Второй фактор, требующий учета со стороны разработчиков экологической политики, состоит в том, что они должны принимать в расчет не только потребности и интересы уже существующих на настоящий момент людей, но и интересы и потребности будущих поколений. Когда-то апелляция к ним была или простой фигурой политической риторики, или частью идеологии радикальных социально-преобразовательских движений, ориентированных на построение «светлого будущего». Расхождение интересов будущих поколений с потребностями и запросами ныне живущих людей вне такой радикально-
трансформационной установки было минимальным. Сегодня складывается принципиально иная ситуация. Горизонт последствий той деятельности, которая не направлена на сознательное формирование общества будущего, т.е. горизонт последствий текущих хозяйственных практик, военных приготовлений, научных исследований, расширился до самых отдаленных точек во времени. Количественные и качественные особенности современных технологий создают множество проблем, в связи с которыми будущие поколения могут впоследствии выставить нравственный счет своим предшественникам. И в этой связи, несмотря на фактическое отсутствие этих людей в мире, они оказываются морально значимы. Обладая технологической мощью, достаточной для разрушения основы существования будущих поколений, мы не можем с полным правом заявить, что они способны позаботиться о себе сами (см. подробнее: [3]). А если о них должны позаботиться те, кто определяют экологическую политику сегодня, то планирование экологически значимых мероприятий приобретает чрезвычайно широкую временную перспективу. Такую, в которой неопределенность играет не менее существенную роль, чем исчисляемый риск, что и обуславливает приоритетную роль негативных прогнозов.

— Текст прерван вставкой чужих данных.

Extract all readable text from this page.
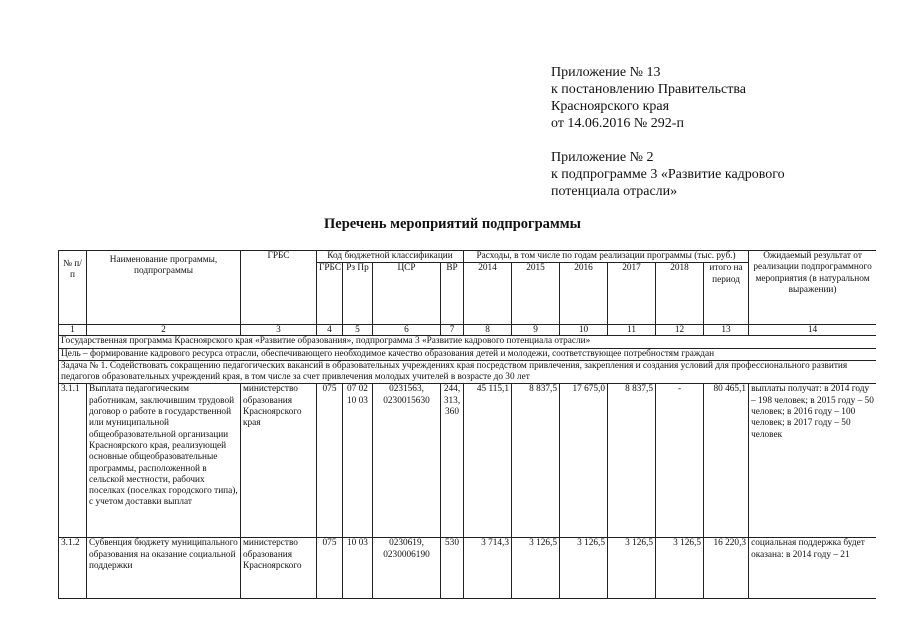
Приложение № 13
к постановлению Правительства
Красноярского края
от 14.06.2016 № 292-п
Приложение № 2
к подпрограмме 3 «Развитие кадрового
потенциала отрасли»
Перечень мероприятий подпрограммы
№ п/п	Наименование программы, подпрограммы	ГРБС	Код бюджетной классификации				Расходы, в том числе по годам реализации программы (тыс. руб.)						Ожидаемый результат от реализации подпрограммного мероприятия (в натуральном выражении)
			ГРБС	Рз Пр	ЦСР	ВР	2014	2015	2016	2017	2018	итого на период	
1	2	3	4	5	6	7	8	9	10	11	12	13	14
Государственная программа Красноярского края «Развитие образования», подпрограмма 3 «Развитие кадрового потенциала отрасли»													
Цель – формирование кадрового ресурса отрасли, обеспечивающего необходимое качество образования детей и молодежи, соответствующее потребностям граждан													
Задача № 1. Содействовать сокращению педагогических вакансий в образовательных учреждениях края посредством привлечения, закрепления и создания условий для профессионального развития педагогов образовательных учреждений края, в том числе за счет привлечения молодых учителей в возрасте до 30 лет													
3.1.1	Выплата педагогическим работникам, заключившим трудовой договор о работе в государственной или муниципальной общеобразовательной организации Красноярского края, реализующей основные общеобразовательные программы, расположенной в сельской местности, рабочих поселках (поселках городского типа), с учетом доставки выплат	министерство образования Красноярского края	075	07 02 10 03	0231563, 0230015630	244, 313, 360	45 115,1	8 837,5	17 675,0	8 837,5	-	80 465,1	выплаты получат: в 2014 году – 198 человек; в 2015 году – 50 человек; в 2016 году – 100 человек; в 2017 году – 50 человек
3.1.2	Субвенция бюджету муниципального образования на оказание социальной поддержки	министерство образования Красноярского	075	10 03	0230619, 0230006190	530	3 714,3	3 126,5	3 126,5	3 126,5	3 126,5	16 220,3	социальная поддержка будет оказана: в 2014 году – 21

Третья причина коррекции методов принятия решений, опирающихся на увеличение суммированной выгоды, состоит в том, что в экологической сфере широко распространены некомпенсируемые потери. Анализ выгод и затрат предполагает, что любые сегодняшние убытки могут быть возмещены завтрашней прибылью. Однако, это предположение наталкивается на три затруднения.
Первое касается того, что выгоды и затраты могут быть разнесены между разными людьми и их группами, что ставит вопрос о том, сохраняется ли при этом равный моральный статус тех, кто теряет, и тех, кто приобретает. В случае экологических потерь в межпоколенческом контексте он получает особую остроту. Кто и как будет компенсировать будущим поколениям невозможность жить в благоприятной окружающей среде или невозможность соприкоснуться с нетронутой человеком дикой природой. Можно ли вообще представить себе эффективно работающие компенсационные механизмы на таких длительных промежутках времени и в условиях постоянно изменяющихся социально-политических институтов? Скорее всего, нет. Поэтому наиболее эффективный способ снять эту проблему состоит в том, чтобы найти такие нормативные принципы, которые будут обеспечивать примат предотвращения потерь над их компенсацией.
Второе затруднение связано со спецификой значительного количества экологических благ, потерю которых можно скомпенсировать лишь очень условно даже в краткосрочной временной перспективе. Исчезновение видов, разрушение экосистем и ландшафтов является, как правило, окончательным и необратимым. Компенсация этих потерь другими благами приемлема только для людей, лишенных экологической чувствительности, шире - лишенных важнейшего морального свойства человека - понимания того, что существуют
вещи, которые не поддаются монетизации и в этом смысле являются бесценными [6].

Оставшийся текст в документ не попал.